Reified postmodernism’s demand to “make real” the indigenous residential school “survivor” identity taps into the third form of neotribal rentierism – compensation for past wrongs. This is because genocide is the most significant crime that can be perpetrated by a state, and therefore the acceptance of its existence means that more compensation can be extracted for redress. The increasing acceptance of the accusation of genocide, in fact, has jump-started a case by lawyers to take Canada to the International Criminal Court for “crimes against humanity”, as well as the Assembly of First Nations’ demands for reparations. It also has meant that hundreds of millions of dollars are now being allocated to academics and consultants to locate and commemorate the unmarked graves. Furthermore, another multi-million round of soul searching – following from the Royal Commission on Aboriginal Peoples, the Truth and Reconciliation Commission, and the Murdered and Missing Indigenous Women and Girls Inquiry – is being proposed. Pressure for these rent-seeking initiatives would be diminished if the claims about the unmarked graves were critically analyzed.

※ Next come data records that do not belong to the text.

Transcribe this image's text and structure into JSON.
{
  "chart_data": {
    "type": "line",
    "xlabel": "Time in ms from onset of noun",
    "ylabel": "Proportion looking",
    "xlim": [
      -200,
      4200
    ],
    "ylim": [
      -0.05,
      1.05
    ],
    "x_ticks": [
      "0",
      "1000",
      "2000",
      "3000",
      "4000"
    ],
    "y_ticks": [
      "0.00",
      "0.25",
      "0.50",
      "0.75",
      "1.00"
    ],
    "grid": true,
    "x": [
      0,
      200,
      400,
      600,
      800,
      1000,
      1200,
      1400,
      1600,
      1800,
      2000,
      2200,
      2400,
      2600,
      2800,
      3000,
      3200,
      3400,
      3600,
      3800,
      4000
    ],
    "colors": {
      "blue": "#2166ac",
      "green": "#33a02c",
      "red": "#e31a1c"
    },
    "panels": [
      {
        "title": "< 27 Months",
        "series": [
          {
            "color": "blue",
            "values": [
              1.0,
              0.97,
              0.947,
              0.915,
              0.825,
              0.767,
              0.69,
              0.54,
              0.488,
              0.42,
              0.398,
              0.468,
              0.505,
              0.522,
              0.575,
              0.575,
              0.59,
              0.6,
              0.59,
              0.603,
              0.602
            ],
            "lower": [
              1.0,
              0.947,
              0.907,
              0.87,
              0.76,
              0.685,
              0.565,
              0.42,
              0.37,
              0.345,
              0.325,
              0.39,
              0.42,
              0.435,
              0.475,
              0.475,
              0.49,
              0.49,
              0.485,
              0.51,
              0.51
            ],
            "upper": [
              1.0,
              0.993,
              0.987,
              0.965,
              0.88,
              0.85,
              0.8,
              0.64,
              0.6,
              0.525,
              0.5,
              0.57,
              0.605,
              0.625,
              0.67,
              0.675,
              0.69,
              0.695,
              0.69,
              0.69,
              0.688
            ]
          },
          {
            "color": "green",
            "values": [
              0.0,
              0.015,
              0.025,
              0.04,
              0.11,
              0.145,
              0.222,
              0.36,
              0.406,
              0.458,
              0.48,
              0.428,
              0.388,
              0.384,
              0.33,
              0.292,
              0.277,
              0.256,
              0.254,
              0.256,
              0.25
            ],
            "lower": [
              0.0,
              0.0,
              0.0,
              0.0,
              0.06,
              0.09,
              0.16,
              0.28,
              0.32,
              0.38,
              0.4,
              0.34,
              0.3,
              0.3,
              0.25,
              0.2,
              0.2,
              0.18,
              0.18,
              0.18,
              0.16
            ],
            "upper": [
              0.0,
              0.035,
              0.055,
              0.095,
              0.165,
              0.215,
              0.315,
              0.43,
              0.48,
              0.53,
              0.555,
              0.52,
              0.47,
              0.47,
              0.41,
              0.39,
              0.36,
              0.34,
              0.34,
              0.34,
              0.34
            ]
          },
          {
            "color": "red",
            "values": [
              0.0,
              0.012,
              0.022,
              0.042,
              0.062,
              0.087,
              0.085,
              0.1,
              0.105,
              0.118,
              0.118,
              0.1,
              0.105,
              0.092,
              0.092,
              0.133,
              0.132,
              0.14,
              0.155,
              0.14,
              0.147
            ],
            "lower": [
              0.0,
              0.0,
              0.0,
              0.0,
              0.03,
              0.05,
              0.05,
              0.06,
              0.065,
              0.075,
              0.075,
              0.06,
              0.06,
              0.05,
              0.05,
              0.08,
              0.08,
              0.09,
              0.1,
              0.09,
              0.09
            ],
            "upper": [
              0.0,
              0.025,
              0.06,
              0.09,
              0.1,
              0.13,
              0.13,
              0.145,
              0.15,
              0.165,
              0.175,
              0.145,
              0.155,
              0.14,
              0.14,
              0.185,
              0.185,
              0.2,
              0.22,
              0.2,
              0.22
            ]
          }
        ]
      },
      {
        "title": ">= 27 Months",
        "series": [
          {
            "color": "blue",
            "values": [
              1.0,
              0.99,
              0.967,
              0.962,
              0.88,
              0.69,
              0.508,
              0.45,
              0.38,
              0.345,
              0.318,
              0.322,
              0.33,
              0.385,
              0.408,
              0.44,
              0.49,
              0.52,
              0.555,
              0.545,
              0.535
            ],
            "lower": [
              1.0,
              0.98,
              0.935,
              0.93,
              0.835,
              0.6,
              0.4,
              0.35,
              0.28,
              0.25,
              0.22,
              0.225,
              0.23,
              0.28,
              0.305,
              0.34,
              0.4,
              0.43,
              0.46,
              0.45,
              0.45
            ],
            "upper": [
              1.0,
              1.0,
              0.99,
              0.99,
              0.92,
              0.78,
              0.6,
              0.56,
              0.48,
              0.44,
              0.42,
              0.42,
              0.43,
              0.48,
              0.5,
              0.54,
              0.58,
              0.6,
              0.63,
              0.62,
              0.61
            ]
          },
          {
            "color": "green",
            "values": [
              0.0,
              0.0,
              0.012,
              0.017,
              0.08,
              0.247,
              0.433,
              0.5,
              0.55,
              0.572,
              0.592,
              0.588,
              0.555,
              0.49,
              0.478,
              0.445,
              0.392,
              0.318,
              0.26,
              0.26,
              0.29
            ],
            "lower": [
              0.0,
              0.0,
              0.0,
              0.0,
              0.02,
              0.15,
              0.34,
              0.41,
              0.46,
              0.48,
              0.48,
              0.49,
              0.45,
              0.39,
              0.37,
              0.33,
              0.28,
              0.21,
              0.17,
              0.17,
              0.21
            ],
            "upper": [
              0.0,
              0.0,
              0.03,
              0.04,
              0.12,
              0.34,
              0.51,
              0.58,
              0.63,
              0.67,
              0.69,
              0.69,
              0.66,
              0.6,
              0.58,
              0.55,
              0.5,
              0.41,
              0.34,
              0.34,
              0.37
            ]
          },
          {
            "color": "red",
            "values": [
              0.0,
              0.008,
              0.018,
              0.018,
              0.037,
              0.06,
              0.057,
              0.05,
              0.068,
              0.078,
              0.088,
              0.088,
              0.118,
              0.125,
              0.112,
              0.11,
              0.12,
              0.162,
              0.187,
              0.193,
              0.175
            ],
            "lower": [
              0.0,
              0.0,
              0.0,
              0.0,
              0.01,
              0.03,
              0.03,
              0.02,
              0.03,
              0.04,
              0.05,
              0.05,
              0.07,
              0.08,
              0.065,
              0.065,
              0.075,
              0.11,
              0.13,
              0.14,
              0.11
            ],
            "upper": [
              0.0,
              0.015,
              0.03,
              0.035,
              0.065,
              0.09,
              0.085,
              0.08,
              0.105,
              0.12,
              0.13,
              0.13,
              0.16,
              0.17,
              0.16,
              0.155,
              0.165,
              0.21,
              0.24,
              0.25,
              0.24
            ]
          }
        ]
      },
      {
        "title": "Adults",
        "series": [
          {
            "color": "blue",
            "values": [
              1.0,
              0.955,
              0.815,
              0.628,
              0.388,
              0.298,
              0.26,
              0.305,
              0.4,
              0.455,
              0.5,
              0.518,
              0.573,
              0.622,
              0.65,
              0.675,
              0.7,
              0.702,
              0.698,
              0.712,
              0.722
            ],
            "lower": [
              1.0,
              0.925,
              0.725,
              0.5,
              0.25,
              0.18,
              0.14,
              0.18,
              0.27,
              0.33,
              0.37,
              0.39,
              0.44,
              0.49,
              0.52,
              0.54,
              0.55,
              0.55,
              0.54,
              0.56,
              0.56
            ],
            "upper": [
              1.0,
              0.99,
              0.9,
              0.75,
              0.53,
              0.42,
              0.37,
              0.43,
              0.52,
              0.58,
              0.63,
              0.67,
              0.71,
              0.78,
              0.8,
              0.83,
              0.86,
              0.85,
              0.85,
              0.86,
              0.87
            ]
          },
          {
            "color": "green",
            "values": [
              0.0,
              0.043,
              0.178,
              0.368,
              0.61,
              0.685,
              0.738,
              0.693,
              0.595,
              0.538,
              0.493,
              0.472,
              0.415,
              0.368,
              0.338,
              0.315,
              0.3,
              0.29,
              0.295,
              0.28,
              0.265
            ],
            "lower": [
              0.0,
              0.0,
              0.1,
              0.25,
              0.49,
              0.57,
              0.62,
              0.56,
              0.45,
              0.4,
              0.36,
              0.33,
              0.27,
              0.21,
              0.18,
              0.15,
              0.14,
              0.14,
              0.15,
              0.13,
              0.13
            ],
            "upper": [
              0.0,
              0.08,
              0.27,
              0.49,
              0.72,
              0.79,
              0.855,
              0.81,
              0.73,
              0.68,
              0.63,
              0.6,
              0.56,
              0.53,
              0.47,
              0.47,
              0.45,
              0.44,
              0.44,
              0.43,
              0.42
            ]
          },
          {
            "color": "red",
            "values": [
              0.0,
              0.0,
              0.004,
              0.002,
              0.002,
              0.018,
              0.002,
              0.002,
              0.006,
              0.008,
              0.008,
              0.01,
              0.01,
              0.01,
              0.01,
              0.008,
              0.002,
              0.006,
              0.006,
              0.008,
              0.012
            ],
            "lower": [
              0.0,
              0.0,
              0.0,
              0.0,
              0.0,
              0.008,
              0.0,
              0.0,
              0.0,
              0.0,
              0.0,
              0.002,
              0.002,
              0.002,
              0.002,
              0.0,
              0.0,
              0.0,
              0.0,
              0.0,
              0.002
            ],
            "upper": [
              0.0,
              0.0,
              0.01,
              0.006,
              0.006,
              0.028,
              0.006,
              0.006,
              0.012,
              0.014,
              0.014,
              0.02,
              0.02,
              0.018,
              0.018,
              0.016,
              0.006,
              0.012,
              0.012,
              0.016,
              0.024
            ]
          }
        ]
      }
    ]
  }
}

While the censoriousness that surrounds the discussions of the unmarked graves is destructive for academic freedom and open inquiry, a more disturbing consequence is that it prevents a complete understanding of indigenous circumstances from emerging. Because of the accusations of “genocide” that have emerged with the “discovery” of the unmarked graves, the actual problems facing marginalized indigenous peoples are not being addressed. We are, once again, heading down a path where funds will be dispersed to alleviate problems that are not caused by a lack of money. Much indigenous deprivation is due to being economically isolated and receiving substandard educational services. Portraying the residential schools as “genocidal” continues to disguise the serious educational challenges that face any state trying to incorporate pre-literate and animistic tribal cultures into a modern economy and society.